What makes a place holy?


From the time I started making photographs I have been drawn to consider the resilience of those people who have experienced irrevocable loss.

This theme emerged powerfully as I photographed people in the Jewish and Muslim Quarters of Jerusalem's Old City. Surveillance and armed security forces are everywhere. Soldiers are often only a few years older than those they protect. The tragic consequences of conflict affect everyone. Despite circumstances, people seem to adapt to life in this ancient place, with rituals forming the basis for daily living. I made pictures of personal transactions, religious observance, work, celebration, and remembrance. These are the same activities that give all of our lives purpose and meaning.

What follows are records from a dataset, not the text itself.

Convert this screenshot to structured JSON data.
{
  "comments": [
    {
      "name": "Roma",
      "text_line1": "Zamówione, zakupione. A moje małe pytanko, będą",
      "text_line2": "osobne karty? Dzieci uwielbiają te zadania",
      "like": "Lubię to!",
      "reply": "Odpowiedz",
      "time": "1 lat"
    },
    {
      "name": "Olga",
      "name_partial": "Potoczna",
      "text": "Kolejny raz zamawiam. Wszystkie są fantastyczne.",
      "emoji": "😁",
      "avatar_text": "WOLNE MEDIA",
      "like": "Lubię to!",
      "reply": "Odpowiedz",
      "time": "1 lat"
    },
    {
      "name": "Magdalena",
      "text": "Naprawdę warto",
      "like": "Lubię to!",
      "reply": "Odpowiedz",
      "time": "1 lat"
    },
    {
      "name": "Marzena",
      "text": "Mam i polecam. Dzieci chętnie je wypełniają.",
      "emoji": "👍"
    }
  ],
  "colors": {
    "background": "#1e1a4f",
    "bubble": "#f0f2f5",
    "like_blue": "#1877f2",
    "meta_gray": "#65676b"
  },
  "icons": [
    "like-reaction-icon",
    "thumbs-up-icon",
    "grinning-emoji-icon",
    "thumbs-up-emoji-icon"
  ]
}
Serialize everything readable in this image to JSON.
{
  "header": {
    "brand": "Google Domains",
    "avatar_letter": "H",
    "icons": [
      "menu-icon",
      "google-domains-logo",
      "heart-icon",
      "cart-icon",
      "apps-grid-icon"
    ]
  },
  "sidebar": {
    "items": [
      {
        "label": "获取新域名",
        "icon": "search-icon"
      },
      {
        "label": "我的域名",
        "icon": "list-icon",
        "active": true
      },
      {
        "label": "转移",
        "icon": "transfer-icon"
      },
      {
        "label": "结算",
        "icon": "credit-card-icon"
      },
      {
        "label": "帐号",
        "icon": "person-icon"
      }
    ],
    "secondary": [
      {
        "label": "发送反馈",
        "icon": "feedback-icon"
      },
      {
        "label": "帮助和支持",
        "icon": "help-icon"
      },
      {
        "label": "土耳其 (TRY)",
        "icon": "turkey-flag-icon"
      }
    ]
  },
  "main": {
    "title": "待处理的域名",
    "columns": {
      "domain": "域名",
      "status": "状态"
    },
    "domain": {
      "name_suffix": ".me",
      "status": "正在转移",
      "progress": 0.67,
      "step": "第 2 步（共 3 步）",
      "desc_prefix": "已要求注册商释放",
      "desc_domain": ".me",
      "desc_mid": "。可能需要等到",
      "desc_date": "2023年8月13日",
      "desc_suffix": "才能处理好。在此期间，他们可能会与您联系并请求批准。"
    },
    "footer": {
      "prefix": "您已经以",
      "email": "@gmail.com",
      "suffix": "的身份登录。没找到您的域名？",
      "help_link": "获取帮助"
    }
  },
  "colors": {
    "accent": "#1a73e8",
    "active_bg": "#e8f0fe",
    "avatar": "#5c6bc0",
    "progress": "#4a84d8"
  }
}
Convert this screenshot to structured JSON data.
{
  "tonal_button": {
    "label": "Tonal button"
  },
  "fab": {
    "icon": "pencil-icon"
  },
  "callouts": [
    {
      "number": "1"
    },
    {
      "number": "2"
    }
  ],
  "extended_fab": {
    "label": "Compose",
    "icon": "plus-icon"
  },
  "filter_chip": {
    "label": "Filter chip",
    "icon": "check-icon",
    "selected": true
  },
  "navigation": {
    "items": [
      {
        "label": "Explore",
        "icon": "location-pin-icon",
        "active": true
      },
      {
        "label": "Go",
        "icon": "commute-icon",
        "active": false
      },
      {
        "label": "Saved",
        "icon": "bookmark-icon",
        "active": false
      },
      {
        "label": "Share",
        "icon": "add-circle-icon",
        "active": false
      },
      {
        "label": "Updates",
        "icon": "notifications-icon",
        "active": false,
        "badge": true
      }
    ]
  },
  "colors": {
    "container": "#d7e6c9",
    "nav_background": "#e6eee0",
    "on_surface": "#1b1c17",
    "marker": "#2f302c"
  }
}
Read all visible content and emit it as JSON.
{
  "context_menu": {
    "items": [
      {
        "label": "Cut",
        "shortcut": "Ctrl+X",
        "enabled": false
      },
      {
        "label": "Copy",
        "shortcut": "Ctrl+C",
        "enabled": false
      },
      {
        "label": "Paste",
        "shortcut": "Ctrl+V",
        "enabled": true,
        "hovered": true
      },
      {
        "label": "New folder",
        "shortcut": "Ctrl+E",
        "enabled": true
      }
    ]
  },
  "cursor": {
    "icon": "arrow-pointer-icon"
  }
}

During four years of living in Israel, I spent solitary time in the wilderness of the eastern Negev desert, the Judean Hills, and the Dead Sea. In addition to its unusual topography, this part of the country reverberates with the power of biblical history and tradition. One cannot visit the region without experiencing something profound. I went to the edge of a ravine overlooking the vastness of the land near Arad. The only sound was that of the wind. In Hebrew, the word ruach, meaning wind, is the same word as for spirit.

I was in the great wilderness of the Psalms. It is here that I returned often to photograph the landscape and to gather spiritual strength, as I was surviving loss and change in my own life.